The project here at long last is over, and I should be coming home for good, back to the mountains, to the house you love, to the deep old woods I love, and to holding you, forever.
When I get home, I know you will ask me of this place, what it is like, what its people are like, how it looks, how they live, what makes the city what it is, but once home I do not want to think of it, not because I hate it, but because I want to clear my mind of it, so I’m writing you this letter to explain Jackson to you before you ask me about it one night when we’re settled on the front porch with a bottle of wine watching the stars wheel over Balsam Gap.
It’s been three months since I got here–I will never forget the heat hitting like a fist when I stepped out of the car onto the parking lot behind the hotel! This leads me to ask: how long does one have to be in a place to know it? My answer would be that it is not so much a matter of time as it is of engagement, not just of being but of living, of going out into the city and seeing it, smelling it, hearing it, tasting it, developing a feel for it. Surveying the streets has taken me all over the city, north, south, east and west, at all times of the day and often into the nights.

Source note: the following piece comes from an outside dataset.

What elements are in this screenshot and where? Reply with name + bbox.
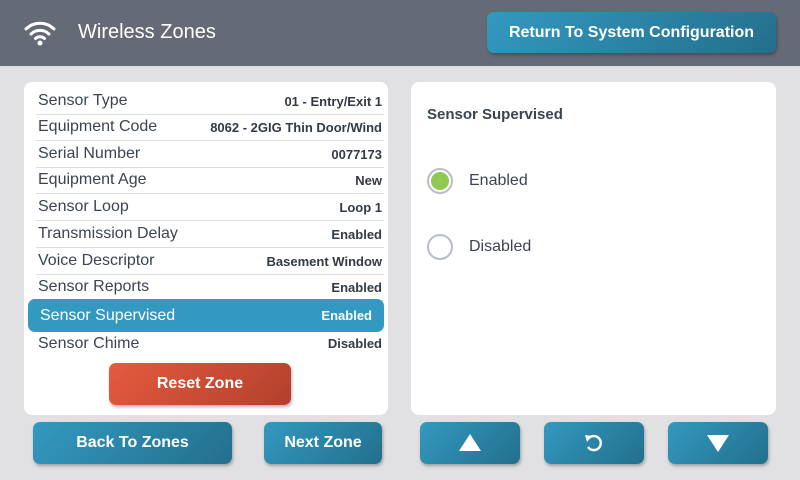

Yet most of the work has been downtown, the strangest part of the city, yet its most characteristic.
Jackson doesn’t feel old, it doesn’t look old; there are no beautiful buildings save a few Modernist towers, none of the stately homes one would expect to find in a Southern city built before the Civil War, just blocks upon blocks of decaying buildings. The face of its main street, Capitol, is punctuated by vacant shops and offices with empty or shattered windows like broken teeth. Even the recent and prolonged transformation of Capitol Street itself into a two-lane thoroughfare with roundabouts and narrow verges cannot disguise the squalor. The city lacks grandeur, even faded grandeur, in any degree.
Poverty is one of two characteristics that shape Jackson; the other, closely intertwined, is racial tension, a volatile combination that composes more in discord than harmony the social, economic and political nature of the city. Time stands still here; though a great show of progress is made in the local media, there is no progress. The city weekly, which proclaims to be a smart alternative to the moribund daily, constantly aggravates the cauldron, and the political landscape is dominated by self-serving personalities motivated by a desire to stay in office. These people funnel federal funding to redevelopment projects designed not to improve the city, but to affect their political ends. No cohesive vision exists because Jackson is not a city, only a fractured collection of people in a place that has lost all sense of itself, a shattered glass best melted and recast.
I can see you smiling as you read this, thinking, “You fool, it’s Mississippi; what did you expect?” Well, darling, I did expect more. I told you that before I came here. I expected to find people working together, a marketplace of ideas, a common goal. Tell me that’s why you love me, because I am a dreamer, even though every night here I dreamed only of you in that old house on the mountainside under a starry sky.